Além destes, a equipe contava com o técnico de laboratório Erich Walder, o assistente Matheus Collaço e Beatriz Roquette-Pinto Bojunga, que, além de secretária do Ince, possui participação nos curtas como figurinista e cenógrafa. Também Ruy Guedes de Mello e Oscar Motta Vianna da Silva fotografam e, ocasionalmente, assinam a direção. O esquema de produção no Ince, durante a gestão de Roquette-Pinto (até 1947), envolvia a escolha do tema em função de demandas externas, ou do próprio ministério. A partir da escolha, o documentário era preparado seguindo um esquema de consultas e tratamento de temas junto a personalidades e expoentes intelectuais do Estado Novo getulista.

Os consultores, muitas vezes em um esquema informal, foram, entre outros, Affonso de Taunay (Museu Paulista), Agnaldo Alves Filho (Instituto Pasteur), Alyrio de Mattos (Observatório Nacional), Tasso da Silveira (Casa da Moeda), Vital Brasil, Mauricio Gudin, Carlos Chagas Filho, Francisco Venâncio Filho, Heitor Villa-Lobos.
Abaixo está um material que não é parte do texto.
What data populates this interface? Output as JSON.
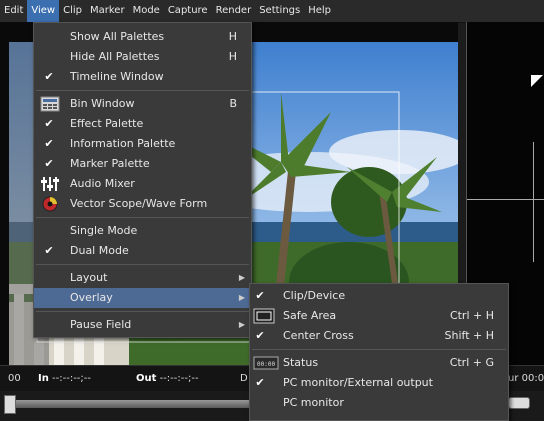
{
  "menubar": {
    "items": [
      "Edit",
      "View",
      "Clip",
      "Marker",
      "Mode",
      "Capture",
      "Render",
      "Settings",
      "Help"
    ],
    "active_index": 1
  },
  "view_menu": {
    "items": [
      {
        "label": "Show All Palettes",
        "shortcut": "H",
        "checked": false,
        "icon": ""
      },
      {
        "label": "Hide All Palettes",
        "shortcut": "H",
        "checked": false,
        "icon": ""
      },
      {
        "label": "Timeline Window",
        "shortcut": "",
        "checked": true,
        "icon": ""
      },
      {
        "label": "Bin Window",
        "shortcut": "B",
        "checked": false,
        "icon": "bin-window-icon"
      },
      {
        "label": "Effect Palette",
        "shortcut": "",
        "checked": true,
        "icon": ""
      },
      {
        "label": "Information  Palette",
        "shortcut": "",
        "checked": true,
        "icon": ""
      },
      {
        "label": "Marker Palette",
        "shortcut": "",
        "checked": true,
        "icon": ""
      },
      {
        "label": "Audio Mixer",
        "shortcut": "",
        "checked": false,
        "icon": "audio-mixer-icon"
      },
      {
        "label": "Vector Scope/Wave Form",
        "shortcut": "",
        "checked": false,
        "icon": "vector-scope-icon"
      },
      {
        "label": "Single Mode",
        "shortcut": "",
        "checked": false,
        "icon": ""
      },
      {
        "label": "Dual Mode",
        "shortcut": "",
        "checked": true,
        "icon": ""
      },
      {
        "label": "Layout",
        "shortcut": "",
        "checked": false,
        "icon": "",
        "submenu": true
      },
      {
        "label": "Overlay",
        "shortcut": "",
        "checked": false,
        "icon": "",
        "submenu": true,
        "highlighted": true
      },
      {
        "label": "Pause Field",
        "shortcut": "",
        "checked": false,
        "icon": "",
        "submenu": true
      }
    ]
  },
  "overlay_menu": {
    "items": [
      {
        "label": "Clip/Device",
        "shortcut": "",
        "checked": true,
        "icon": ""
      },
      {
        "label": "Safe Area",
        "shortcut": "Ctrl + H",
        "checked": false,
        "icon": "safe-area-icon"
      },
      {
        "label": "Center Cross",
        "shortcut": "Shift + H",
        "checked": true,
        "icon": ""
      },
      {
        "label": "Status",
        "shortcut": "Ctrl + G",
        "checked": false,
        "icon": "status-icon"
      },
      {
        "label": "PC monitor/External output",
        "shortcut": "",
        "checked": true,
        "icon": ""
      },
      {
        "label": "PC monitor",
        "shortcut": "",
        "checked": false,
        "icon": ""
      }
    ]
  },
  "timecode": {
    "left_value": "00",
    "in_label": "In",
    "in_value": "--:--:--;--",
    "out_label": "Out",
    "out_value": "--:--:--;--",
    "d_label": "D",
    "right_value": "ur 00:0"
  },
  "colors": {
    "menubar_active": "#3b6fb0",
    "menu_highlight": "#4d6a95",
    "menu_bg": "#3a3a3a"
  }
}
Os primeiros documentários dirigidos por Mauro datam do ano de fundação do INCE (1936), estendendo-se até 1964 (quando dirige A Velha a Fiar, seu último filme no Ince)[vii]. Nesse período, de 28 anos, dirigiu e coordenou a produção de 358 filmes documentários, de curta e média metragem.[viii]

 

2.

Podemos notar, nos documentários do INCE (principalmente durante o Estado Novo), a essência do pensamento de cunho progressista da época, tendo ao fundo a forte personalidade de Roquette-Pinto. Esse lado progressista deve ser pensado dentro do contexto de seu tempo e localizado na contraposição que estabelece à visão racial evolucionista (também chamada de darwinismo social) que marca de forma dominante o pensamento brasileiro na segunda metade do século XIX.[ix] No primeiro terço do século XX estamos ideologicamente imersos nesse contexto herdado do século anterior, mesmo como forma de negação. Casa-Grande & Senzala, de Gilberto Freyre, obra-chave dessas primeiras décadas do século XX (publicada em sua primeira edição em 1933), nada mais é do que uma tentativa, também bastante progressista, de reavaliação do quadro das teorias raciais dominantes, valorando positivamente a cultura que surge do “cadinho das raças”.

Em 1929 Roquette-Pinto é o presidente do Primeiro Congresso Brasileiro de Eugenia, onde defende a tese progressista de que “o problema brasileiro seria uma questão de higiene, não de raça”.[x] A eugenia é a teoria de uma suposta ciência que, como ideologia, percorre com intensidade os principais países do Ocidente no início do século, propondo estratégias para o melhoramento das raças, geralmente a partir de políticas que pregavam a esterilização, o extermínio de incapazes e proibiam casamentos inter-raciais. No Brasil, em função do forte espaço que as teorias raciais ocupam no século XIX, as repercussões do eugenismo são intensas. A tendência conservadora (que defende a “teoria degeneracionista da mestiçagem”) é majoritária no Congresso, contrariando o pensamento de Roquette, mais influenciado pelo antropólogo culturalista norte-americano Franz Boas.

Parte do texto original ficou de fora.